Of good birth in 1868, Adolf Meyer Watson grew up in Germany, France and Great Britain. He showed a certain predisposition for the arts and aesthetics, especially painting. However, he chose to devote himself to photography and joined the Royal Photographic Society of London. A worthy representative of the pictorialist current, it was only natural that he should join the Linked Ring, the English branch of a by-then international movement. His marriage to Olga Caracciolo, rumoured daughter of King Edward VII, opened the doors to the high society that subsequently became his clientele.
Around 1903, he befriended the tutelary figure of photographic art of the time, Alfred Stieglitz. Between 1907 and 1912, the latter exhibited his work in the 291 gallery and published it in Camera Work magazine.

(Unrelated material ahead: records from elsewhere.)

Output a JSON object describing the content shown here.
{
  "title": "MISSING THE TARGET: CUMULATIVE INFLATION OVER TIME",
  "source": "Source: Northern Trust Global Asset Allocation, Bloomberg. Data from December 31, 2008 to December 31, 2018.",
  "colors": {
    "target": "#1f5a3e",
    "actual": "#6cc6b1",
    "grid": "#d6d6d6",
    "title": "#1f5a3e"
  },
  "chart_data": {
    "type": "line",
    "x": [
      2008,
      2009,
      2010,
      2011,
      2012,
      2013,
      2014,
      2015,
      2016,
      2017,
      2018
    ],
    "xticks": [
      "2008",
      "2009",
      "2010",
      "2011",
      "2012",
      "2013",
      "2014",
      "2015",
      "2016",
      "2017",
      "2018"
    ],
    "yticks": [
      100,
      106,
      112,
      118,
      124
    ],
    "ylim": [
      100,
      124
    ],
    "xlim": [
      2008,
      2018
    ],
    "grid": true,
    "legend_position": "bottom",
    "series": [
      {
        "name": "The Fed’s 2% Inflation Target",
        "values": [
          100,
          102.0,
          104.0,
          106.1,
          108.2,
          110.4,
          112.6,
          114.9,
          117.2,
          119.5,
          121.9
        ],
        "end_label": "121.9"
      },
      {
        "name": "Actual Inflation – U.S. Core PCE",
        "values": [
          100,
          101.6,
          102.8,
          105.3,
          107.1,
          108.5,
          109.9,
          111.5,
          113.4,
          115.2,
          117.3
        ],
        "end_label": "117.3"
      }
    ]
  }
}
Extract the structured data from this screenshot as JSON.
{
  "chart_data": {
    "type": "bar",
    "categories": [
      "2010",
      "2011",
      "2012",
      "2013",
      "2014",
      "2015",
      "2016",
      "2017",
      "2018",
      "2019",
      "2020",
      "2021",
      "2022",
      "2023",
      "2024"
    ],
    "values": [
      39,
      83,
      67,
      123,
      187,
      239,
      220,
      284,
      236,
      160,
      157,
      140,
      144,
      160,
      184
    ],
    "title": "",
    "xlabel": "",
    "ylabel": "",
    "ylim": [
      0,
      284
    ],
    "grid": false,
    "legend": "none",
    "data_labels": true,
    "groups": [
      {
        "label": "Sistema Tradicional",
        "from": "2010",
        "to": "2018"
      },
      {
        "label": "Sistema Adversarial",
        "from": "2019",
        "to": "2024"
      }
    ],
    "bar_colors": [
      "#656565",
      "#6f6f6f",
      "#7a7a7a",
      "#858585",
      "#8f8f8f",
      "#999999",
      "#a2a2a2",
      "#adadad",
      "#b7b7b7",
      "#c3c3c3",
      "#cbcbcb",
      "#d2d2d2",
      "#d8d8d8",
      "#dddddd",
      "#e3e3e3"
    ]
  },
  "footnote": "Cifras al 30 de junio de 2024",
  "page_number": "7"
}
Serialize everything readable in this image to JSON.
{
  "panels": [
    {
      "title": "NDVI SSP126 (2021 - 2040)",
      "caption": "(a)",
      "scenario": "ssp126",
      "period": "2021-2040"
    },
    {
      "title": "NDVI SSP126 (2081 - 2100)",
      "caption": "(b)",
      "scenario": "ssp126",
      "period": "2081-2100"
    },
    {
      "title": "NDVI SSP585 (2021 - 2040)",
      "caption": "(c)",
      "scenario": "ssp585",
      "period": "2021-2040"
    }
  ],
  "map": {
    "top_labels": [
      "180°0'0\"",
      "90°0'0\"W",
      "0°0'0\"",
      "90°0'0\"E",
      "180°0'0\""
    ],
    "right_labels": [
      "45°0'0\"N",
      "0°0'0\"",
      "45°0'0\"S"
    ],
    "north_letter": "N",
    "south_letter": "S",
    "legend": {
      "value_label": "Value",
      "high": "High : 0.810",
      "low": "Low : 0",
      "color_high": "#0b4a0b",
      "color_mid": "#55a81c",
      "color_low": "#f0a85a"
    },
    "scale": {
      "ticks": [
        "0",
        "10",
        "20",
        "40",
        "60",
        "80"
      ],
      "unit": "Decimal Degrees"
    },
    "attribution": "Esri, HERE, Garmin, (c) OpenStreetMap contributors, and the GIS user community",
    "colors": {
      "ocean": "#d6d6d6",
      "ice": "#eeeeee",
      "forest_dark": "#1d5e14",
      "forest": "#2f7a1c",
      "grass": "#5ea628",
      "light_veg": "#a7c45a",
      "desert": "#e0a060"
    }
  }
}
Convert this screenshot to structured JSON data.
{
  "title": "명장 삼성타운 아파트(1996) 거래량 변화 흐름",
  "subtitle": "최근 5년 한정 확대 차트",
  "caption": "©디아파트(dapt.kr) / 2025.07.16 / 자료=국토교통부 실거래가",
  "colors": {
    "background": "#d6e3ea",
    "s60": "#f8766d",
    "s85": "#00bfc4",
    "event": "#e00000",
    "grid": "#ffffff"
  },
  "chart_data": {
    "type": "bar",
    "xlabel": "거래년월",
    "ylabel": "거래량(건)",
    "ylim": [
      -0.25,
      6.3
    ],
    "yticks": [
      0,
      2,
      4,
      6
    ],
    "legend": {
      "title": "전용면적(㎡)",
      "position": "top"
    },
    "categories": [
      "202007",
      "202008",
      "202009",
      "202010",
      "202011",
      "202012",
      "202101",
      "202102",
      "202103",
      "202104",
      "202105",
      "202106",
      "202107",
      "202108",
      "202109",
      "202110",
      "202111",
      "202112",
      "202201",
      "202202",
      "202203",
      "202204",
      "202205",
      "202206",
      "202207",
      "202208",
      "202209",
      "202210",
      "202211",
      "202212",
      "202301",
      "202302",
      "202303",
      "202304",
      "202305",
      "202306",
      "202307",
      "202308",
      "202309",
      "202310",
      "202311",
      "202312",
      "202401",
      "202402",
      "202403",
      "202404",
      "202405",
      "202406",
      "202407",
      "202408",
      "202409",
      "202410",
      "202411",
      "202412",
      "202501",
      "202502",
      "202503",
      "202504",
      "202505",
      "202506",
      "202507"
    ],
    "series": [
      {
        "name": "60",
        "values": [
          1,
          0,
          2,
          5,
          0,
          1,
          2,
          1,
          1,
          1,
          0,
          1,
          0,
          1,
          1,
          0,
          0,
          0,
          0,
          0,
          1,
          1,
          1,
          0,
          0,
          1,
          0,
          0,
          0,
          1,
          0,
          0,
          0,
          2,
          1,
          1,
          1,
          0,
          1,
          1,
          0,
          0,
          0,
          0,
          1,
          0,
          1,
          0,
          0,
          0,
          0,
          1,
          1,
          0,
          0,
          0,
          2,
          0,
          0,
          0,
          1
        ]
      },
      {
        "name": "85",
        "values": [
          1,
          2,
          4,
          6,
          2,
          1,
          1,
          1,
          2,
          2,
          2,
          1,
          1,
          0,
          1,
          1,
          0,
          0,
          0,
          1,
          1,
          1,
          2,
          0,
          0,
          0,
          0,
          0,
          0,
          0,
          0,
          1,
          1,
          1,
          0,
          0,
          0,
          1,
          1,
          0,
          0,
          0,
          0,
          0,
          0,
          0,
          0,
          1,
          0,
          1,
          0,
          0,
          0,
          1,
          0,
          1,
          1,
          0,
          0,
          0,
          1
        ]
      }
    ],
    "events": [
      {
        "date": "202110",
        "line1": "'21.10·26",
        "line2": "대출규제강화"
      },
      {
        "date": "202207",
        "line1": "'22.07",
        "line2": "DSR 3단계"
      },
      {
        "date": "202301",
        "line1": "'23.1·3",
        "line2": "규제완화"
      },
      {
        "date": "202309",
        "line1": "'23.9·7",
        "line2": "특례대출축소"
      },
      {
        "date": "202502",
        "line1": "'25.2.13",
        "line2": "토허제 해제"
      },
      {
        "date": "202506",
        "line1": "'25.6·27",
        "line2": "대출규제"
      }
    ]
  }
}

Also in 1912, the Russian and Nijinsky ballets performed in London. Adolf de Meyer seized the opportunity to produce iconic images of the famous dancer, which gave rise to a volume in collotype print in 1914.
War forced Adolf Meyer to seek refuge in the United States where the fashion publications, Vogue and Vanity Fair, opened their pages to him for fashion photography. This photographic sector became his favorite field even after his return to Europe in the early 1920s.
The end of his career until his death in 1946 in California remains more obscure. Nevertheless, he remains one of the great names in pictorialist photography, having never abandoned his taste for elegance whatever the subject his eyes and his technique were focusing upon.